# Parametrising a surface

1. Oct 30, 2008

### Marin

Hi there!

I´ve come upon the following problem: I want to determine the set of all lines of the following surface:

$$x_1^2+x_2^2-x_3^2=1$$

Here´s my idea: if one could determine one line parametrised by an angle and a radius, one could define the whole surface as rotation of this line over the x_3-axis. One can write every point of the surface as $$rcos\phi,rsin\phi,\sqrt{r^2-1}$$ where r is supposed to be the vector of any circle, got by a slice, parallel to the x_1x_2-plane

We then go to the otherside of the x_1x_2-plane, to get (by symmetry) onother circle with radius of the same length. If we define another point on it, it will be of the form $$rcos\psi,rsin\psi,-\sqrt{r^2-1}$$.

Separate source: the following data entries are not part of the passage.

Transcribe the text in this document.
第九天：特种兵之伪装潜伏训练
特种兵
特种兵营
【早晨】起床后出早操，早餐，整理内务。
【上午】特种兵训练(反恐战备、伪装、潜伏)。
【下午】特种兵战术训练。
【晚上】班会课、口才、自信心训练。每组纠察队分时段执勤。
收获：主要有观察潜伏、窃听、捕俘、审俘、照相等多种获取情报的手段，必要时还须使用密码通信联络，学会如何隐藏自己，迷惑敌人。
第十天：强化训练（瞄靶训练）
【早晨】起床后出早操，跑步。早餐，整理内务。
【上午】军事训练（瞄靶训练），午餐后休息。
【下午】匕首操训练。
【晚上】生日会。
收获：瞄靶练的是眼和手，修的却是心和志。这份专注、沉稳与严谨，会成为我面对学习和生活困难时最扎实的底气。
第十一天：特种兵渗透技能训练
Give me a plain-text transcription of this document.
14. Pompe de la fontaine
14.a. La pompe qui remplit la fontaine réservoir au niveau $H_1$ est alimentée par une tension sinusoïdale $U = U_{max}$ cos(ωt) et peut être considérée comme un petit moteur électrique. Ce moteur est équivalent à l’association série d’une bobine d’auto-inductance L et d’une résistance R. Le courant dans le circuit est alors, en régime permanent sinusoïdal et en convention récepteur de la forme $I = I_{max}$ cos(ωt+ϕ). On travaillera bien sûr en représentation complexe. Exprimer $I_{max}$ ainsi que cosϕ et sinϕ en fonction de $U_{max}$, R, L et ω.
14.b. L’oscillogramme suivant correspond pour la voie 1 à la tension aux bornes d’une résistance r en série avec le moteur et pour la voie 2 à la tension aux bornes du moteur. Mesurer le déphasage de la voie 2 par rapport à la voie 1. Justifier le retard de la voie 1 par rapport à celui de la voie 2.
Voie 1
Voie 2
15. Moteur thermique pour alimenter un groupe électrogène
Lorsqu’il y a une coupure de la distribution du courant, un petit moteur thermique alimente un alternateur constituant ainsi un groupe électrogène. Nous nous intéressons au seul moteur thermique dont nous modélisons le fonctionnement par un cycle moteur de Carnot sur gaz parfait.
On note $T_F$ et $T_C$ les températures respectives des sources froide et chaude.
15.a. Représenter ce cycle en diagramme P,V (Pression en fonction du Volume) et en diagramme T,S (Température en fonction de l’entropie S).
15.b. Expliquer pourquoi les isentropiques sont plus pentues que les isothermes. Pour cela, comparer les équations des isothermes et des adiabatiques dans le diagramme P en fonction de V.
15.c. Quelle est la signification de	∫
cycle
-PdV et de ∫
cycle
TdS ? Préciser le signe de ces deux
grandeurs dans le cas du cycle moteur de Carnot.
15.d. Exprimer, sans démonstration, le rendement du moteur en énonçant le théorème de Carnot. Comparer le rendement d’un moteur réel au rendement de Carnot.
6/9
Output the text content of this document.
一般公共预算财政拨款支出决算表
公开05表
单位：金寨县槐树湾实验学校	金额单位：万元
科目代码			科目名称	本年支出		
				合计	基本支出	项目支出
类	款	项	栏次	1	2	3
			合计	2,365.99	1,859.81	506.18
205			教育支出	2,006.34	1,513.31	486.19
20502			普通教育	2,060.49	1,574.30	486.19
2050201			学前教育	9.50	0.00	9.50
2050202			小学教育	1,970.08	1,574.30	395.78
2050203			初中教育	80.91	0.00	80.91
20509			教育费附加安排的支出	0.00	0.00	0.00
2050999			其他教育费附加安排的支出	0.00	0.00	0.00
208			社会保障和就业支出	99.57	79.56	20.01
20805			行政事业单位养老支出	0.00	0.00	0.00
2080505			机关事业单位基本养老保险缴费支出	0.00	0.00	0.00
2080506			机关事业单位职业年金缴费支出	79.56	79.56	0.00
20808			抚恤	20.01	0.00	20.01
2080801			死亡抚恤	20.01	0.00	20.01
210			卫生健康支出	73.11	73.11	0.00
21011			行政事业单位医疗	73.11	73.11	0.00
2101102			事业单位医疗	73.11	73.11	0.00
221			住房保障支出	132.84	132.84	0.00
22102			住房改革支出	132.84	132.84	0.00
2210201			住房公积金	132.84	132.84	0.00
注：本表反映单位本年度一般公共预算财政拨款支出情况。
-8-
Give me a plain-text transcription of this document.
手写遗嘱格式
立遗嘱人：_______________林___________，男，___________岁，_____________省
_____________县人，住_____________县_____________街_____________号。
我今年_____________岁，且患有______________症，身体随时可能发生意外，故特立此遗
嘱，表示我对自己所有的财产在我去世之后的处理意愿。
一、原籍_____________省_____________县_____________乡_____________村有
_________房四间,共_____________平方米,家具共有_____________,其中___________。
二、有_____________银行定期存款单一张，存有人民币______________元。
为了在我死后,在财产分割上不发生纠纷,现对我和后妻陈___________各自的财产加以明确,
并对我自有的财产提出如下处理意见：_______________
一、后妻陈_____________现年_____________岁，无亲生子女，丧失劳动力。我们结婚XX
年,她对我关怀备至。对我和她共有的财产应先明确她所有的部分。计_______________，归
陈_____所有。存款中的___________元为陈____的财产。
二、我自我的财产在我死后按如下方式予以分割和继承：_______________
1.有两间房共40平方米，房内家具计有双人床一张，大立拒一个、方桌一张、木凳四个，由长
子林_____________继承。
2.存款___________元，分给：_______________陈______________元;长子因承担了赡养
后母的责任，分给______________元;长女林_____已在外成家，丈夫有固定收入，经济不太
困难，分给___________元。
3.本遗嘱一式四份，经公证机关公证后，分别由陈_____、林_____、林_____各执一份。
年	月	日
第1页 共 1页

I claim (by intuition) that the phase difference between the angles will be constant for every line, but I cannot prove it :(

Thanks a lot in advance, Marin

2. Oct 31, 2008

### tiny-tim

Hi Marin!

Hint: find the lines that go through (1,0,0).

3. Nov 1, 2008

### Marin

thanks, tiny-tim, it works :) But waht about my claim "the phase difference between the angles will be constant for every line" ? How can I find out if it is right?

4. Nov 1, 2008

### tiny-tim

Hi Marin!

I honestly can't see the difficulty …

just calculate where the line through (1,0,0) meets the two planes z = ±a constant.